Output files for downstream analysis
StructRNAfinder generates several files in different formats. They can be useful to advance downstream analyses or can supplement information available from HTML reports, obtained after running the tool. All files can be accessed on the Files section. Standard outputs from Infernal and RNAfold tools are available, together with other files generated by StructRNAfinder. Output files include: (i) a BED format file containing the positional coordinates of predicted structures according to the nucleotide sequences used as input; (ii) a FASTA format file containing the nucleotide sequences of the predicted RNAs; (iii) an annotation tabular file comprised of extensive information generated by StructRNAfinder. This annotation file contains the RNA family name, the RNA class, Rfam database identifiers, scores and e-values from each prediction according to Infernal and folding energies according to RNAfold, the start and end positions of each prediction on the query sequence, and finally, a functional description of the predicted RNA.

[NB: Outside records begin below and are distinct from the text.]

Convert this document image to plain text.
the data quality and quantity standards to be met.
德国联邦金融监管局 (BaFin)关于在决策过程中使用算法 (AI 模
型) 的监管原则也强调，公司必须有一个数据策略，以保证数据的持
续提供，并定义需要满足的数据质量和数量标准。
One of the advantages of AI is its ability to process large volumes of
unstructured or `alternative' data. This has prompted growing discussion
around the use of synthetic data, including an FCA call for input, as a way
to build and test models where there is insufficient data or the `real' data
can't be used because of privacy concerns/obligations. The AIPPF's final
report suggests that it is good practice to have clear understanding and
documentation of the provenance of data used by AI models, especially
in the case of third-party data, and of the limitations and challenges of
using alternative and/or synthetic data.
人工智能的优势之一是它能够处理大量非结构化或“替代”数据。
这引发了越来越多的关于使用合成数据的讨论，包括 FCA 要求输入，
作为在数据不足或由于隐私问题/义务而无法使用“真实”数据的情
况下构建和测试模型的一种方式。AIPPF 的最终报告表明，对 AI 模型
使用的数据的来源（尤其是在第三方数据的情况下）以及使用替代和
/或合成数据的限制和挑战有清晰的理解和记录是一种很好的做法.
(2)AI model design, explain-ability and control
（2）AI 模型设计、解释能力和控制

webStructRNAfinder: An user friendly web server
webStructRNAfinder server provides a job launcher interface (RUN section) where users can analyse sequences using different search methods according to their own criteria. Users are only required to provide a FASTA sequence(s) file, and to fill a small set of required parameters (Fig. 3). The parameters to choose are: (i) the Infernal search method (cmsearch, who searches the covariance models in a database composed by the input sequences; or cmscan, who searches the input sequences in a database composed by the covariance models. This difference influences the e-value calculation, due to this value mainly depend on the database size.); (ii) the cutoff filter to be used according to Infernal, based on: e-value, score, or one of the three covariance model-specific reporting thresholds (gathering, noise or trusted); (iii) the option to receive a report considering all significant hits according to selected e-value/score/CM-threshold or only the best one per sequence based on the lowest e-value; (iv) performs the search in both strands or only in one. As soon as StructRNAfinder finishes the whole analysis, the results will remain available on the provided hyperlink for 48 h. On the Files section, users can download a compressed file in zip format containing all output files and HTML web pages generated by the tool.
StructRNAfinder exemplary reports are made available in the RUN section. One with RNA families predicted in the genome of the eukaryotic human pathogen Leishmania braziliensis (Additional file 2); another in E. coli str k-12 genome (Fig. 2), both using the cmsearch Infernal method and filtered by an e-value of 0.01; and with RNA families predicted in a dataset of experimentally verified ncRNA sequences extracted from Sætrom and collaborators [19]. This last analysis predicted correctly 151 out of 154 (98.05% of the total) experimentally validated RNAs (Additional file 3).